The median nerve runs from the forearm to a passage in the wrist (the carpal tunnel) and the hand. This nerve is what provides sensation to the palm side of the fingers and thumb, as well as motor function. When the median nerve experiences pressure or irritation, symptoms may appear. There is no single factor that causes carpal tunnel syndrome. A number of risk factors have been identified, including gender, arthritis, medications, obesity, repetitive workplace actions, and the anatomy of the wrist and hand.
In most cases, carpal tunnel symptoms progress gradually and can be experienced in one or both hands. Symptoms typically include tingling or numbness in the fingers and hand. This can become constant over time. Carpal tunnel can also lead to weakness in the hands and loss of grip.
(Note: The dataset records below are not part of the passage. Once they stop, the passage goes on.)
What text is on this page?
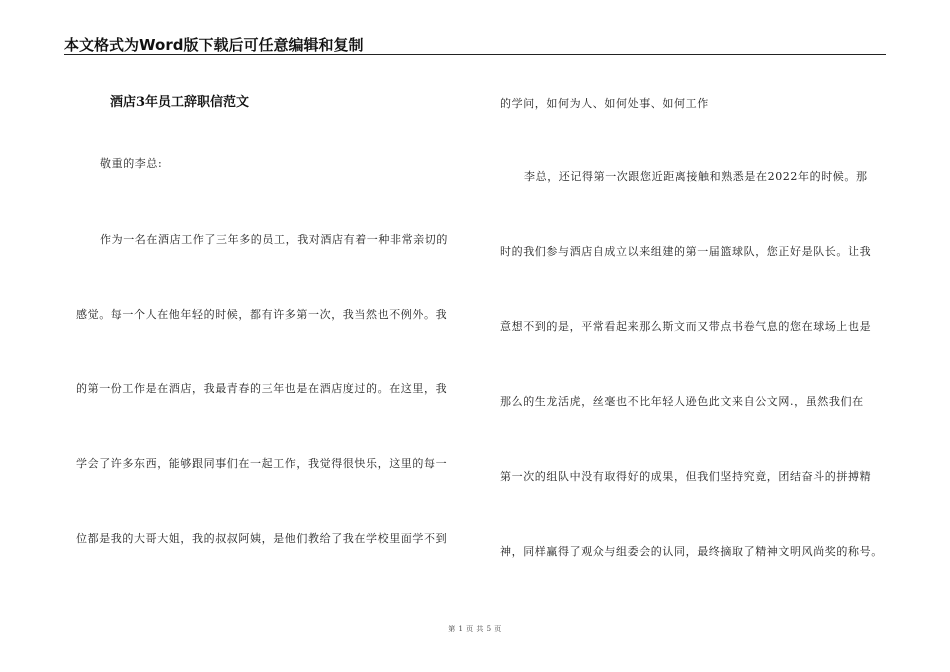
本文格式为Word版下载后可任意编辑和复制
酒店3年员工辞职信范文
敬重的李总:
作为一名在酒店工作了三年多的员工，我对酒店有着一种非常亲切的
感觉。每一个人在他年轻的时候，都有许多第一次，我当然也不例外。我
的第一份工作是在酒店，我最青春的三年也是在酒店度过的。在这里，我
学会了许多东西，能够跟同事们在一起工作，我觉得很快乐，这里的每一
位都是我的大哥大姐，我的叔叔阿姨，是他们教给了我在学校里面学不到
的学问，如何为人、如何处事、如何工作
李总，还记得第一次跟您近距离接触和熟悉是在2022年的时候。那
时的我们参与酒店自成立以来组建的第一届篮球队，您正好是队长。让我
意想不到的是，平常看起来那么斯文而又带点书卷气息的您在球场上也是
那么的生龙活虎，丝毫也不比年轻人逊色此文来自公文网.，虽然我们在
第一次的组队中没有取得好的成果，但我们坚持究竟，团结奋斗的拼搏精
神，同样赢得了观众与组委会的认同，最终摘取了精神文明风尚奖的称号。
第 1 页 共 5 页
Physicians will thoroughly examine your history of symptoms and will test the fingers for feeling and strength. X-rays may also be used to identify the possibility of arthritis or fractures. Electromyography, which measures small electrical discharges in muscles, can also be recommended to identify damage to muscles controlled by the median nerve.
It is important to start treating carpal tunnel syndrome as soon as symptoms appear. Resting the hand and avoiding activities that make the symptoms worse can be effective. Cold packs to reduce swelling, wrist splints, anti-inflammatory medications, and steroid injections can also help. Surgery may be recommended if symptoms are severe and other treatment options are not effective.